Wednesday, December 14, 2022

#2,879. Killer's Kiss (1955) - The Films of Stanley Kubrick


A famous filmmaker at the start of their career can be… shall we say… interesting?

Sitting down to watch Stanley Kubrick’s Killer’s Kiss, his second feature (his first, Fear and Desire, was withdrawn by Kubrick himself, who wasn’t happy with the final result), had me wondering if I might see early shades of the master director’s noted style peeking around the corners of this 1955 film noir. Would there be traces of the “Kubrick Touch” that, in later years, would transform Paths of Glory, 2001: A Space Odyssey, A Clockwork Orange, The Shining, and others into bona-fide cinematic classics?

Well, one thing about Killer’s Kiss was certainly true to form for the great director; the answers to these questions aren’t nearly as cut-and-dry as I was hoping!

Washed-up boxer Davey Gordon (Jamie Smith) lives in a rundown apartment in New York City. Across the alley from him resides Gloria Price (Irene Kane), a taxi dancer whose boss, Mr. Rapullo (Frank Silvera), won’t leave her alone (he claims to have fallen madly in love with Gloria). One night, after hearing Gloria scream for help, Davey runs to the rescue, kicking off a whirlwind romance between the two.

But when Davey and Gloria decide to leave town together, they find out pretty quickly that crossing the jealous Rapullo can be hazardous to their health!

By the time he made Killer’s Kiss, Stanley Kubrick had already established himself as one of New York’s most prominent photographers, with his pictures appearing in Look Magazine as early as 1945. By the late ‘40s, Kubrick had become enamored with motion pictures, which would be his profession - as well as his obsession - for the remainder of his life. Yet in Killer’s Kiss, his photographic sensibilities seem to be at the forefront; there are entire scenes set on the streets of New York, where Kubrick - known in later years as a very controlling, meticulous director - simply shot whatever caught his eye, from a pair of performers marching down 42nd Street to the display windows of nearby shops and the trash-lined streets.
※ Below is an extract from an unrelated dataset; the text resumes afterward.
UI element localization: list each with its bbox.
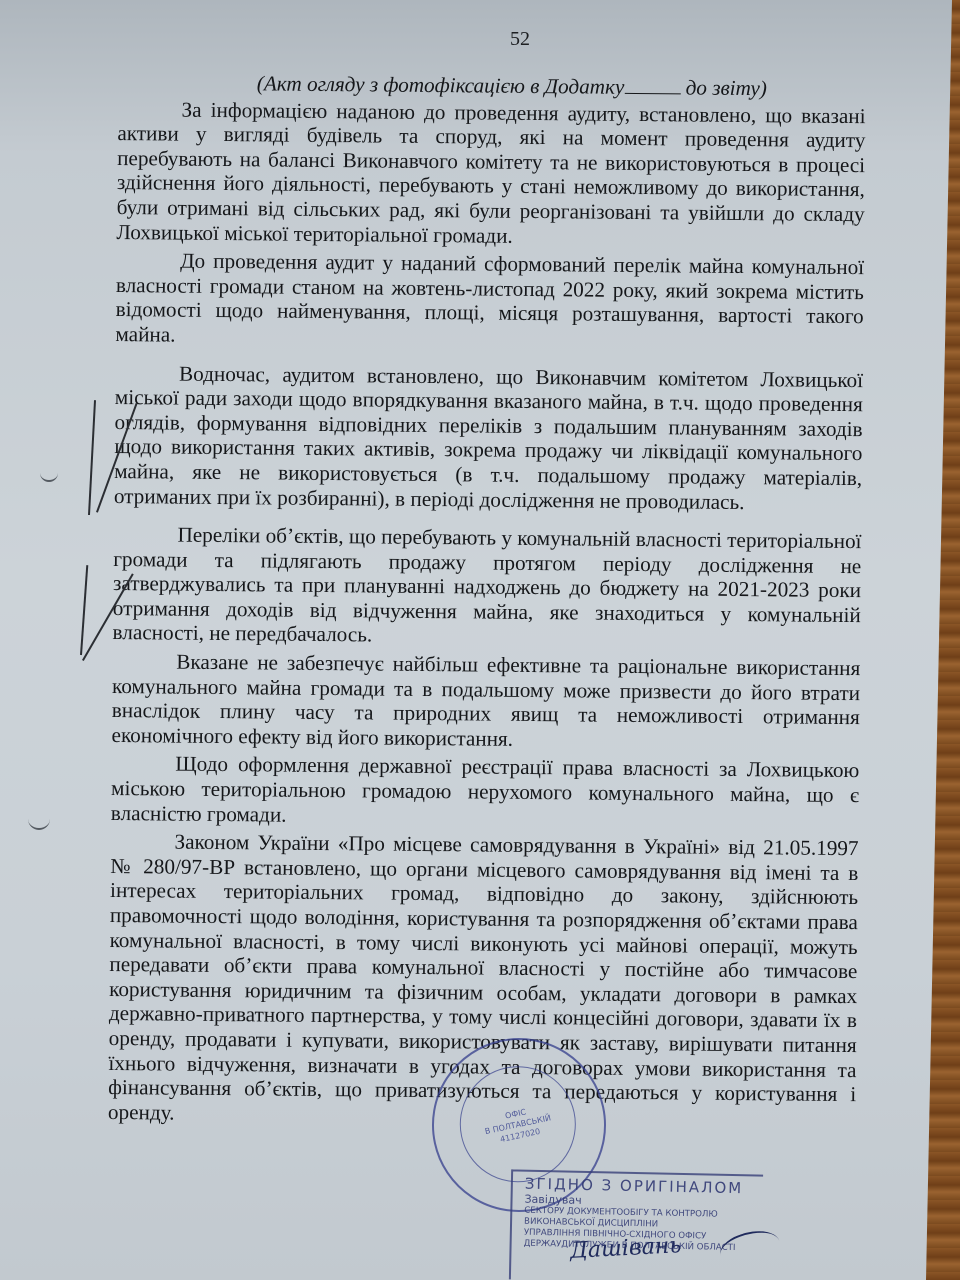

To see the man who set a world record by making Jack Nicholson and Shelley Duvall redo a single scene in The Shining 148 times simply “winging it” in Killer’s Kiss was something of a culture shock. But with his keen eye, what Kubrick did capture on film - in stark, stunning black and white - was something quite extraordinary (especially memorable is a late chase scene, in which Davey is running through desolate back alleys to avoid Rapullo and his cronies).

That’s not to say there aren’t hints of Kubrick the filmmaker to be found throughout Killer’s Kiss; an early scene, where Davey walks through his apartment, impatiently waiting for a phone call (eventually revealing Gloria’s apartment in the background), felt controlled and carefully staged, and the fight sequence, in which Davey faces off against the champion, was shot with a hand-held camera, making the bout as tense as it is exciting.

The performances are decent though not extraordinary (save Silvera, who makes for a fine villain), and plot-wise, Killer’s Kiss is nothing special; aside from a few intriguing flashbacks in which Gloria discusses her father and Ballerina sister (played by Kubrick’s wife Ruth Sobotka) and a thrilling climax set in a mannequin factory, the story that makes up Killer’s Kiss is film noir at its most routine.

But for fans of its director, the chance to see him sharpening his skills while at the same time allowing his photogenic eye to wander make this a movie you won’t want to miss!